Toevallig zag ik in de namiddag een programma van de NCRV, “Jacobine op zondag”. Het ging over de bijna-dood-ervaring. Twee ervaringsdeskundigen en een cardioloog die over dat onderwerp een boek heeft geschreven waren de gasten.
In de Volkskrant van afgelopen zaterdag schreef Arnon Grünberg in zijn voetnoot een stukje met als kop “religie”. Daarin schrijft hij dat wetenschapsfilosoof Kitcher zegt dat religie beantwoordt aan ‘ons verlangen naar onsterfelijkheid’. Zijn eigen zinnetjes daarna zijn vooral ook interessant: ‘De interpretatie van Kitcher is verfrissend nu religie vaak wordt gezien als pure achterlijkheid en voertuig van ongewenste repressie – gewenste repressie heet beschaving.’
Ik denk dat Grünberg atheïst is en ik ben dat ook. Althans: ik heb geen enkele voorstelling van een God, ik ben ook niet Christelijk of kerkelijk, maar ik geloof wel in een leven na de dood. Waarom? Puur instinctief, vanuit een zekere ervaring en door na te denken. Het leven is volkomen onbegrijpelijk. Geen enkele wetenschappelijke verklaring is er voor te geven. Dus waarom zou er dan geen andere vorm van leven kunnen zijn? Vrijwel elke beschaving gaat uit van een leven na de dood. Volgens Grünberg vanwege ons verlangen naar onsterfelijkheid. Ik geloof dat niet. Ik heb ooit een documentaire gezien die ging over een Afrikaans volk, helaas weet ik niet meer om welk volk het ging. De leden van dat volk konden het zich niet voorstellen dat wij niet in een leven na de dood geloofden. Het was voor hun een net zo vanzelfsprekende realiteit als het eten van een kop soep. De stamleden hadden niet alleen een soort contact met elkaar zoals wij dat kennen, maar ze konden ook door in trance te geraken in contact komen met stamleden op afstand en ook met overleden stamleden. Het was doodnormaal. ‘Hebben jullie dat niet? Kennen jullie dat niet?’ Ze waren oprecht verbaasd. Dit alles was geen fake, maar levensecht. Ik geloofde het. Zoals ook mijn moeder contact had met haar vader, en zelfs met onze hond toen die dood was. Ze vertrouwde het mij toe. ‘Hebt u dat wel eens tegen anderen gezegd’, vroeg ik haar? ‘Nee’, antwoordde ze me, ‘ze geloven me toch niet.’ Als er één mens slim, nuchter, maar ook doodeerlijk was dan was het mijn moeder wel. Ik geloofde haar. Rationeel omdat ik haar kende, maar ook puur intuïtief. Zo geloof ik ook de verhalen van de twee mensen die ik vandaag in het programma van Jacobine zag. Hun verhalen waren voor mij geloofwaardig.
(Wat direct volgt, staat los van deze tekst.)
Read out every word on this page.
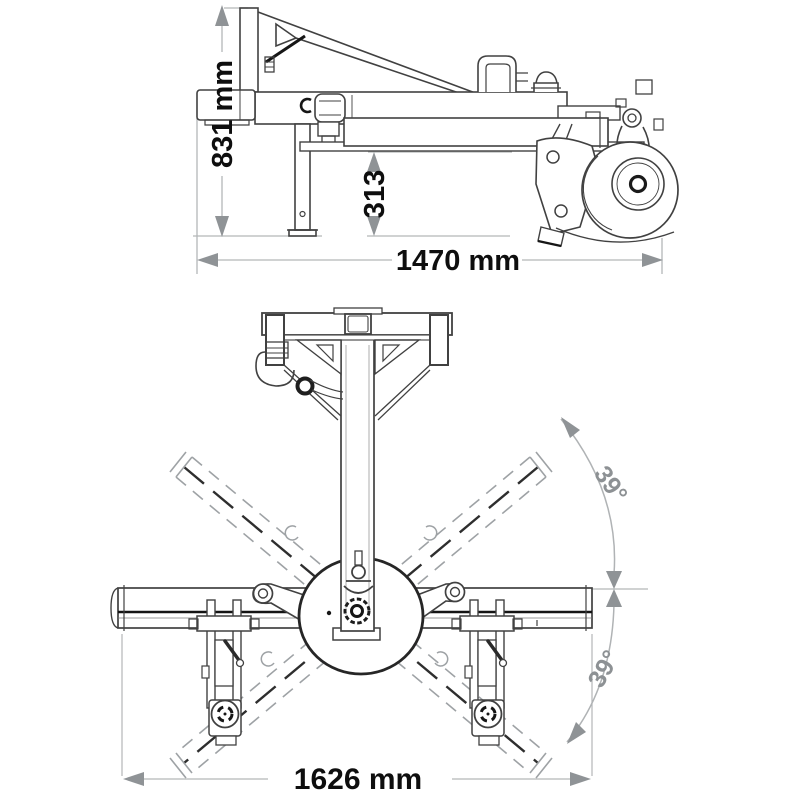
831 mm
313
1470 mm
39°
39°
1626 mm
Alle mensen met een bijna-dood-ervaring veranderen. Ze kijken totaal anders tegen de dingen aan. Een gemeenschappelijk kenmerk is dat ze merken dat echte liefde het enige is dat er toe doet.
Wetenschappers denken dat alles te verklaren valt door rationele processen in de hersenen. En daarmee is het dan afgedaan. Dat ze tunnels zien en contact hebben met overledenen en dat ze zich zelf zien buiten hun lichaam: allemaal hallucinaties. Dat ze daarna een ander mens worden is voer voor weer andere wetenschappers, daar bemoeien ze zich niet mee. Het kan gewoon niet dat er een vorm van leven na de dood is, dus proberen ze alles nuchter te verklaren. Zo van zenuwen, bloedbanen, stresshormonen en dat soort dingen.
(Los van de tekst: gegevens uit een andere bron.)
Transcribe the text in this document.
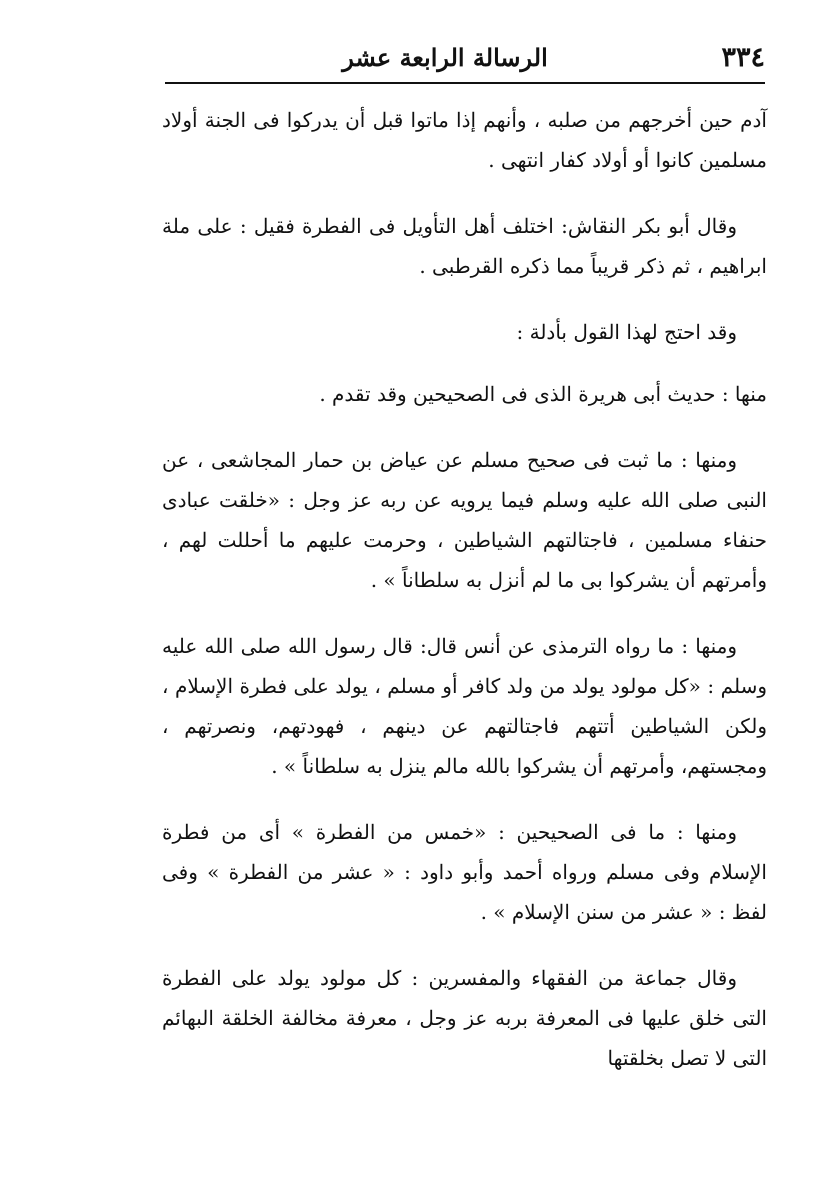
٣٣٤
الرسالة الرابعة عشر

آدم حين أخرجهم من صلبه ، وأنهم إذا ماتوا قبل أن يدركوا فى الجنة أولاد مسلمين كانوا أو أولاد كفار انتهى .

وقال أبو بكر النقاش: اختلف أهل التأويل فى الفطرة فقيل : على ملة ابراهيم ، ثم ذكر قريباً مما ذكره القرطبى .

وقد احتج لهذا القول بأدلة :

منها : حديث أبى هريرة الذى فى الصحيحين وقد تقدم .

ومنها : ما ثبت فى صحيح مسلم عن عياض بن حمار المجاشعى ، عن النبى صلى الله عليه وسلم فيما يرويه عن ربه عز وجل : «خلقت عبادى حنفاء مسلمين ، فاجتالتهم الشياطين ، وحرمت عليهم ما أحللت لهم ، وأمرتهم أن يشركوا بى ما لم أنزل به سلطاناً » .

ومنها : ما رواه الترمذى عن أنس قال: قال رسول الله صلى الله عليه وسلم : «كل مولود يولد من ولد كافر أو مسلم ، يولد على فطرة الإسلام ، ولكن الشياطين أتتهم فاجتالتهم عن دينهم ، فهودتهم، ونصرتهم ، ومجستهم، وأمرتهم أن يشركوا بالله مالم ينزل به سلطاناً » .

ومنها : ما فى الصحيحين : «خمس من الفطرة » أى من فطرة الإسلام وفى مسلم ورواه أحمد وأبو داود : « عشر من الفطرة » وفى لفظ : « عشر من سنن الإسلام » .

وقال جماعة من الفقهاء والمفسرين : كل مولود يولد على الفطرة التى خلق عليها فى المعرفة بربه عز وجل ، معرفة مخالفة الخلقة البهائم التى لا تصل بخلقتها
Waarom is er leven? Wat is leven? Wat was er voor het leven? Geen wetenschapper kan het vertellen. Ze weten alleen dat het leven ophoudt en dat er geen andere vorm van leven is als dat wat wij kennen. Punt uit, klaar.
Religie is weer wat anders. Yuval Noah Harari zegt in zijn boek “Homo Deus”: ‘religie geeft een allesomvattende omschrijving van de wereld en biedt ons een heel specifieke deal met vooropgestelde doelen. God bestaat. Hij vindt dat we ons op een bepaalde manier moeten gedragen. Als je God gehoorzaamt mag je naar de hemel. Als je hem niet gehoorzaamt zul je branden in de hel. Deze deal is zo duidelijk omschreven dat de samenleving er algemene normen en waarden mee kan opstellen die het menselijke gedrag reguleren.’
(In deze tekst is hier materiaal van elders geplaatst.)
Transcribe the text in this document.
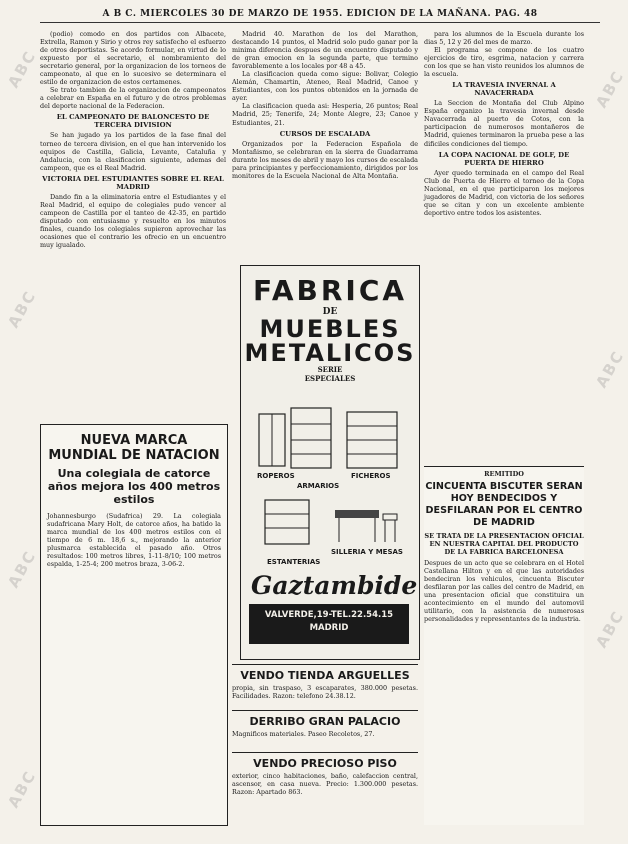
A B C. MIERCOLES 30 DE MARZO DE 1955. EDICION DE LA MAÑANA. PAG. 48

(podio) comodo en dos partidos con Albacete, Extrella, Ramon y Sirio y otros rey satisfecho el esfuerzo de otros deportistas. Se acordo formular, en virtud de lo expuesto por el secretario, el nombramiento del secretario general, por la organizacion de los torneos de campeonato, al que en lo sucesivo se determinara el estilo de organizacion de estos certamenes.

Se trato tambien de la organizacion de campeonatos a celebrar en España en el futuro y de otros problemas del deporte nacional de la Federacion.

EL CAMPEONATO DE BALONCESTO DE TERCERA DIVISION

Se han jugado ya los partidos de la fase final del torneo de tercera division, en el que han intervenido los equipos de Castilla, Galicia, Levante, Cataluña y Andalucia, con la clasificacion siguiente, ademas del campeon, que es el Real Madrid.

VICTORIA DEL ESTUDIANTES SOBRE EL REAL MADRID

Dando fin a la eliminatoria entre el Estudiantes y el Real Madrid, el equipo de colegiales pudo vencer al campeon de Castilla por el tanteo de 42-35, en partido disputado con entusiasmo y resuelto en los minutos finales, cuando los colegiales supieron aprovechar las ocasiones que el contrario les ofrecio en un encuentro muy igualado.

Madrid 40. Marathon de los del Marathon, destacando 14 puntos, el Madrid solo pudo ganar por la minima diferencia despues de un encuentro disputado y de gran emocion en la segunda parte, que termino favorablemente a los locales por 48 a 45.

La clasificacion queda como sigue: Bolivar, Colegio Alemán, Chamartin, Ateneo, Real Madrid, Canoe y Estudiantes, con los puntos obtenidos en la jornada de ayer.

La clasificacion queda asi: Hesperia, 26 puntos; Real Madrid, 25; Tenerife, 24; Monte Alegre, 23; Canoe y Estudiantes, 21.

CURSOS DE ESCALADA

Organizados por la Federacion Española de Montañismo, se celebraran en la sierra de Guadarrama durante los meses de abril y mayo los cursos de escalada para principiantes y perfeccionamiento, dirigidos por los monitores de la Escuela Nacional de Alta Montaña.

para los alumnos de la Escuela durante los dias 5, 12 y 26 del mes de marzo.

El programa se compone de los cuatro ejercicios de tiro, esgrima, natacion y carrera con los que se han visto reunidos los alumnos de la escuela.

LA TRAVESIA INVERNAL A NAVACERRADA

La Seccion de Montaña del Club Alpino España organizo la travesia invernal desde Navacerrada al puerto de Cotos, con la participacion de numerosos montañeros de Madrid, quienes terminaron la prueba pese a las dificiles condiciones del tiempo.

LA COPA NACIONAL DE GOLF, DE PUERTA DE HIERRO

Ayer quedo terminada en el campo del Real Club de Puerta de Hierro el torneo de la Copa Nacional, en el que participaron los mejores jugadores de Madrid, con victoria de los señores que se citan y con un excelente ambiente deportivo entre todos los asistentes.

NUEVA MARCA MUNDIAL DE NATACION
Una colegiala de catorce años mejora los 400 metros estilos
Johannesburgo (Sudafrica) 29. La colegiala sudafricana Mary Holt, de catorce años, ha batido la marca mundial de los 400 metros estilos con el tiempo de 6 m. 18,6 s., mejorando la anterior plusmarca establecida el pasado año. Otros resultados: 100 metros libres, 1-11-8/10; 100 metros espalda, 1-25-4; 200 metros braza, 3-06-2.
FABRICA
DE
MUEBLES METALICOS
SERIE
ESPECIALES
ROPEROS	FICHEROS
ARMARIOS
SILLERIA Y MESAS
ESTANTERIAS
Gaztambide
VALVERDE,19-TEL.22.54.15
MADRID
VENDO TIENDA ARGUELLES
propia, sin traspaso, 3 escaparates, 380.000 pesetas. Facilidades. Razon: telefono 24.38.12.
DERRIBO GRAN PALACIO
Magnificos materiales. Paseo Recoletos, 27.
VENDO PRECIOSO PISO
exterior, cinco habitaciones, baño, calefaccion central, ascensor, en casa nueva. Precio: 1.300.000 pesetas. Razon: Apartado 863.
REMITIDO
CINCUENTA BISCUTER SERAN HOY BENDECIDOS Y DESFILARAN POR EL CENTRO DE MADRID
SE TRATA DE LA PRESENTACION OFICIAL EN NUESTRA CAPITAL DEL PRODUCTO DE LA FABRICA BARCELONESA
Despues de un acto que se celebrara en el Hotel Castellana Hilton y en el que las autoridades bendeciran los vehiculos, cincuenta Biscuter desfilaran por las calles del centro de Madrid, en una presentacion oficial que constituira un acontecimiento en el mundo del automovil utilitario, con la asistencia de numerosas personalidades y representantes de la industria.
ABC
ABC
ABC
ABC
ABC
ABC
ABC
En Spiritualiteit is nog weer wat anders. Die komt voort uit het dualisme. ‘Volgens het dualisme schiep de goede god zuivere, eeuwige zielen die in een gelukzalige geesteswereld leefden. Maar de boze god – soms Satan genoemd – schiep een andere wereld, een materiële. Het dualisme zegt dat de mensen deze materiële boeien moeten verbreken en terug naar de geesteswereld moeten reizen, die ons volslagen onbekend is, maar waar we van nature thuishoren. Tijdens deze zoektocht moeten we alle materiële verleidingen en deals afwijzen. Deze zoektocht op weg naar een onbekende bestemming noemen we een spirituele reis, afgeleid van spiritus, wat ‘geest’ betekent.’
Een bijna-dood-ervaring is voor degenen die het ervaren hebben het begin van een spirituele reis. Ze worden er een beter mens door. En omdat bijna niemand hen gelooft lijkt het of ze een geloof belijden. En een geloof belijden wordt ook wel religie genoemd. Maar dat is het dus niet.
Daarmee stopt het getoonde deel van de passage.